Managing the Data Explosion

Data Explosion
The rapid growth in the rich media data creation and consumption has increased the cost and complexity of managing the data within the organizations. The traditional software solution in the market being used by the Enterprises is the RDBMS. While RDBMS is still meets most of the needs to store extremely large volumes of data, the current explosion of data has shown the weaknesses of a RDBMS to handle such volumes like the case of BigData.

RDBMS provides us a robust platform to manage the data and its strengths are:

• Provide a relational structure for easy storage and retrieval of information especially in a transactional environment
• Maintain the data integrity through the ACID properties
• Provide a reliable way to recover the data in case of a system failure. RDBMS creates the transaction logs which are used for the recovery

However due to the I/O operations the performance of RDBMS suffers when it comes to managing BigData. The increasing traffic on social networks, sensor networks, Internet searches, military surveillances and use of multimedia especially the videos are making the data size a moving target. The data sizes to be managed are moving beyond the petabytes range now. With RDBMS the options of horizontal scaling, sharding and distributed databases provide some amount of scalability at a manageable cost however after that we need to explore some new technologies specifically designed for handling BigData.
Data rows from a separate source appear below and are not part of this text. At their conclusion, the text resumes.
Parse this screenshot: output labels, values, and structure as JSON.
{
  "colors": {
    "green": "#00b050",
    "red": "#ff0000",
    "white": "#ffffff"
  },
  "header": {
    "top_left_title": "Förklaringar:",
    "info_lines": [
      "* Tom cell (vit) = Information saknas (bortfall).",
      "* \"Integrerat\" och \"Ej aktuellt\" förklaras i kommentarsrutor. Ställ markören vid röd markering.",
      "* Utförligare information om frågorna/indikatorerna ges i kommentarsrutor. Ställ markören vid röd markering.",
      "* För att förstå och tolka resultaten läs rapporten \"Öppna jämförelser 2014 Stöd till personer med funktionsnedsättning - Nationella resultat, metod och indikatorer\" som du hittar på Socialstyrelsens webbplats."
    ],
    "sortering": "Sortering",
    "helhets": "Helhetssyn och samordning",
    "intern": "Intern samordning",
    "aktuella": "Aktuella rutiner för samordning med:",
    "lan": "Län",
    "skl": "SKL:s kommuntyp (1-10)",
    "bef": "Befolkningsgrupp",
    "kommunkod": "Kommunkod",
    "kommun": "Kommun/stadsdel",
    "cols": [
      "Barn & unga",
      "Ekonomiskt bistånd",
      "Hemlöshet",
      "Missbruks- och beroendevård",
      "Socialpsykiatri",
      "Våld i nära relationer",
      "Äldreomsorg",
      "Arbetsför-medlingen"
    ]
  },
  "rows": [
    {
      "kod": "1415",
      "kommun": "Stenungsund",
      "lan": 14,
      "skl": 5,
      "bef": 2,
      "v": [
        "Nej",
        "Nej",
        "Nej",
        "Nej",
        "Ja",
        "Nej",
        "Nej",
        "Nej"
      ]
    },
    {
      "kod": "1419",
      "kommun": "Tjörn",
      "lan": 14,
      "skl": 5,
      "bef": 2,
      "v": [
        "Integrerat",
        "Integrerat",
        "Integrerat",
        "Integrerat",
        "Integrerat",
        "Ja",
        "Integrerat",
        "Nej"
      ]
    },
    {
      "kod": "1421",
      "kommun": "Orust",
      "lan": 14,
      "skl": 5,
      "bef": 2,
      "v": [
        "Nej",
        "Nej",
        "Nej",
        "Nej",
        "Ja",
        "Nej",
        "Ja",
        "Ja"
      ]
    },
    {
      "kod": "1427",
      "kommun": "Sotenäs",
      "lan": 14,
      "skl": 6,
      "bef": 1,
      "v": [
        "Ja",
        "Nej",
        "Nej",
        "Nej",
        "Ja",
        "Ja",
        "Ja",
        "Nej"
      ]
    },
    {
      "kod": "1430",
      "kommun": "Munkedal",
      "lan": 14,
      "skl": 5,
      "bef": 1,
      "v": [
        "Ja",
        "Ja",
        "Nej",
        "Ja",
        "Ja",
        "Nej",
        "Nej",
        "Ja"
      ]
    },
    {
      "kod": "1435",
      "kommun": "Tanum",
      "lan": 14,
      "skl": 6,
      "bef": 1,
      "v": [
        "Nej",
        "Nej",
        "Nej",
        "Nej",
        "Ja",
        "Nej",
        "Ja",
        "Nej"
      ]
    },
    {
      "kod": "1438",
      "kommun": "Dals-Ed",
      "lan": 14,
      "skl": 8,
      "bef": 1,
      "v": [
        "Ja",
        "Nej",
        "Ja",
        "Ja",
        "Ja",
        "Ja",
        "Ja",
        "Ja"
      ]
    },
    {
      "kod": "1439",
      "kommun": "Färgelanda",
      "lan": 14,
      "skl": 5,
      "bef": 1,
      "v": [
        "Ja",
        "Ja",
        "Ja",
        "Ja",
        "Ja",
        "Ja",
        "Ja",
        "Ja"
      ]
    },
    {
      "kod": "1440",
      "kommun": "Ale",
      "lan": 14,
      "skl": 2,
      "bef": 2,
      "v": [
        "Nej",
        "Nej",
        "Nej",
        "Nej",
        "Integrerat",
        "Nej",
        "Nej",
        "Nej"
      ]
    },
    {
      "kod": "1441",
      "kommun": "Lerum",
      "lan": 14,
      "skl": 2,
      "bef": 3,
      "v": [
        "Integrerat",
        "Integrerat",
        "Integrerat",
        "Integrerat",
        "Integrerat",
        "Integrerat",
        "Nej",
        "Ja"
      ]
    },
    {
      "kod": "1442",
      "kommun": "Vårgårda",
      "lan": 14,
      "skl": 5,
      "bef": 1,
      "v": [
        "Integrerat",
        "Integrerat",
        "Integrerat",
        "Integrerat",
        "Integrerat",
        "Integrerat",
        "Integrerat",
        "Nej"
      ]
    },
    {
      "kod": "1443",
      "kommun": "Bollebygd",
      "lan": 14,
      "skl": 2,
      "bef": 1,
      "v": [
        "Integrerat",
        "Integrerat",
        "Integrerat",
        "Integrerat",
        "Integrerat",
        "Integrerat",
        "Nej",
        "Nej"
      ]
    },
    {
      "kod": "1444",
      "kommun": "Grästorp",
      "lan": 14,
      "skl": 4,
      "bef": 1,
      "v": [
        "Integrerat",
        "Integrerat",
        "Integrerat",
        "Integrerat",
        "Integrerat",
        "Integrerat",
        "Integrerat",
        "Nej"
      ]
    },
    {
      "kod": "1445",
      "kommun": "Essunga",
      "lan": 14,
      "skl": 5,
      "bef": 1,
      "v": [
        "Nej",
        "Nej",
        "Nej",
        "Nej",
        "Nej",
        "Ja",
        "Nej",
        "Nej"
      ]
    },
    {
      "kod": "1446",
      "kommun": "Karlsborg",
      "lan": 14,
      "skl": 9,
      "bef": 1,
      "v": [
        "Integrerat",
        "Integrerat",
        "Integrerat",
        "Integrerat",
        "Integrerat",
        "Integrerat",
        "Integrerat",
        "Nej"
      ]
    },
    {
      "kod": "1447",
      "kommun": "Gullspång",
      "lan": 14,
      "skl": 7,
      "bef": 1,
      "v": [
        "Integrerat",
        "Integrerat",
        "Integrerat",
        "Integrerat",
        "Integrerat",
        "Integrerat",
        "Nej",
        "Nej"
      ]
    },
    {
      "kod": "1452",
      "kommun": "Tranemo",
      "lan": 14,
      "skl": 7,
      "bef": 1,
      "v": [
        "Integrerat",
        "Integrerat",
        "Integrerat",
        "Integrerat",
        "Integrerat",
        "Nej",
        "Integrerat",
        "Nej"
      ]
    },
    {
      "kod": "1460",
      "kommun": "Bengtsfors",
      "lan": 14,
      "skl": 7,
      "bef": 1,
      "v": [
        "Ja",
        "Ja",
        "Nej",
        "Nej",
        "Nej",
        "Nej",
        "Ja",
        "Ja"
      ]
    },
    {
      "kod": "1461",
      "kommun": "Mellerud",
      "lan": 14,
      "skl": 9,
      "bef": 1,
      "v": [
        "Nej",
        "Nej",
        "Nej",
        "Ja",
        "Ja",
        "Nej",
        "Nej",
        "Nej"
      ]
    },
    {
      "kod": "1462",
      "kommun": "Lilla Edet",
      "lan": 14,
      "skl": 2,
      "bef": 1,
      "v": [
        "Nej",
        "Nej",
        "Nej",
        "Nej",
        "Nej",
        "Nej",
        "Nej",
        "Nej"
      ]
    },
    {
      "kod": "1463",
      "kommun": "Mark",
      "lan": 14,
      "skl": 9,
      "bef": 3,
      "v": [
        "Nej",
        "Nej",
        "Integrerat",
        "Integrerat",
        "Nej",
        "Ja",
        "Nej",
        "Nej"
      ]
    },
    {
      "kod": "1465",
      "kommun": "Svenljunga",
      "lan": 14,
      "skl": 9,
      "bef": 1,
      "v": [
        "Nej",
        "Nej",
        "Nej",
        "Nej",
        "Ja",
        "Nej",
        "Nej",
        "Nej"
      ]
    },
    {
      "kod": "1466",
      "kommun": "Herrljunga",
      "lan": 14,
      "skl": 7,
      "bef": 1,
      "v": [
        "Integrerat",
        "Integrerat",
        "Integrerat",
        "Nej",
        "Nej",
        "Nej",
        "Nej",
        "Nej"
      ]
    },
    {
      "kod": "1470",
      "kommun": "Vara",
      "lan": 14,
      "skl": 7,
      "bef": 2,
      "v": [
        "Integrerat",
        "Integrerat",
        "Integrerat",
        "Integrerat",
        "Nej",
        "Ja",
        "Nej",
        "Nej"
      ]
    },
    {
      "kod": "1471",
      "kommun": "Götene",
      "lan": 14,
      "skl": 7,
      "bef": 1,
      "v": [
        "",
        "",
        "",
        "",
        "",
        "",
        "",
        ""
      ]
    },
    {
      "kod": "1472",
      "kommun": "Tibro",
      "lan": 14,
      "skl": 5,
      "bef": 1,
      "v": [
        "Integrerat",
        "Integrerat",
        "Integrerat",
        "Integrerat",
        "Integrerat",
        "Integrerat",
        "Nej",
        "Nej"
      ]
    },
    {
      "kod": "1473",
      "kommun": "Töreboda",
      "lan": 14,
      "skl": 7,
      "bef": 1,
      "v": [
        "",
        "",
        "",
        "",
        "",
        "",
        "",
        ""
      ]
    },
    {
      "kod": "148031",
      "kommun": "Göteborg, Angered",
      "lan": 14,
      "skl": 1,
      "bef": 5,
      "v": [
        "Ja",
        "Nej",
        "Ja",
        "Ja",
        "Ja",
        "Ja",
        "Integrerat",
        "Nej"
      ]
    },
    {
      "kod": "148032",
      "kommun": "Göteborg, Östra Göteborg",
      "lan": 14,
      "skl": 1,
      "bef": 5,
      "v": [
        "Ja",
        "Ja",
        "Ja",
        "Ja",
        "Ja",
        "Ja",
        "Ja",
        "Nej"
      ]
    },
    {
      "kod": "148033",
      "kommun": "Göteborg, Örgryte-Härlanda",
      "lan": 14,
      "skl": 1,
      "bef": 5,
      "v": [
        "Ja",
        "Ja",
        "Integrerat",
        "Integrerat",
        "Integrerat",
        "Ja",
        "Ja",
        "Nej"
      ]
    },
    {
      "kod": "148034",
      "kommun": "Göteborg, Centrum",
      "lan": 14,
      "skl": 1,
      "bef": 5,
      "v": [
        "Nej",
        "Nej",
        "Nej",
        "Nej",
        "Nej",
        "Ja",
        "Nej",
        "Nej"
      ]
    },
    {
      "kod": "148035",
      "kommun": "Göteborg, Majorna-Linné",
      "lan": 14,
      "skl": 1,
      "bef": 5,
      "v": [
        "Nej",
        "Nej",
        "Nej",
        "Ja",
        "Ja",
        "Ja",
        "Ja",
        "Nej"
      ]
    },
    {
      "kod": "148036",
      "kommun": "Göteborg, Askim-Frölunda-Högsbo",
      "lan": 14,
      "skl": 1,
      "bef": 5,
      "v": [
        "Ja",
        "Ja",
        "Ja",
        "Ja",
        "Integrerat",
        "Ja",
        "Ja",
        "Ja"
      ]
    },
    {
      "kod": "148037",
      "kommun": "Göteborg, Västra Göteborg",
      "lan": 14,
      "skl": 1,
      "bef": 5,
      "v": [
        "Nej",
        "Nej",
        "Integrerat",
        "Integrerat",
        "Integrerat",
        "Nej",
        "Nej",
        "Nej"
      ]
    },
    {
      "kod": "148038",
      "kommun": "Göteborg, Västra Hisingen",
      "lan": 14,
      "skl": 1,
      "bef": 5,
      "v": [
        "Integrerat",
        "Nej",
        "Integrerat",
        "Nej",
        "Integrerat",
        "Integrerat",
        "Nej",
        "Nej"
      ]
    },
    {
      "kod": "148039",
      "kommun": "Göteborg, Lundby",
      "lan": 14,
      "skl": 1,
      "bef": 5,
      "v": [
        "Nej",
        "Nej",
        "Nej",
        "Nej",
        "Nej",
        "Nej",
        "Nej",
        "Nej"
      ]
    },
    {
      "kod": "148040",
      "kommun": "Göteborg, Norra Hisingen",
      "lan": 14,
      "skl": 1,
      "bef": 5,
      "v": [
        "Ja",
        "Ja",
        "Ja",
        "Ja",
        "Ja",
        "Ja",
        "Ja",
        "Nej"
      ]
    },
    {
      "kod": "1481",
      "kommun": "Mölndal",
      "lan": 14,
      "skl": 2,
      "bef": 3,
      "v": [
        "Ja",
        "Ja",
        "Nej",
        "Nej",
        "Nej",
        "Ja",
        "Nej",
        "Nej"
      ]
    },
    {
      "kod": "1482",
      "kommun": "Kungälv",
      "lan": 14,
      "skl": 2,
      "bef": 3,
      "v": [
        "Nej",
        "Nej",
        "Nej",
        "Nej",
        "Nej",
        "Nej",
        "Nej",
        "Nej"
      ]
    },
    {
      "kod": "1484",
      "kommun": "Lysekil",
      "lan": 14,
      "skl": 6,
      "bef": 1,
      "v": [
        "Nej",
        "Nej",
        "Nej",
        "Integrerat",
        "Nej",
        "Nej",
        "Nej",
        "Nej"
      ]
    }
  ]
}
Some of these new techniques are:
  • In memory databases: While in memory databases reduce the I/O and improves the performance its very expensive and has weak support for the durability (ACID) properties.
  • Massively parallel processing (MPP) databases: MPP architectures leverage independent servers executing in parallel operating in a shared-nothing mode. Most of the appliance based solutions use this technique. Although performance is a major benefit the cost of ownership needs to be watched.
  • BigTable: Designed by Google BigTable is a compressed, high performance database system to manage petabytes of information. It's proprietary to Google although some players are providing a similar solution in their products.
  • MapReduce: MapReduce is a framework patented by Google for processing huge datasets by partitioning and distributing the workload to the worker nodes in the cluster. The response from each worker node is collected by the Master node to provide the output. The typical application of MapReduce can be where there is a need to process complex, large datasets.
While there are many solutions available today in the market to manage the BigData problem all of them are newer and yet to be established as mature solutions in the industry. The new trend is to use the newer techniques and combine it with an optimized hardware to provide a high database management performance.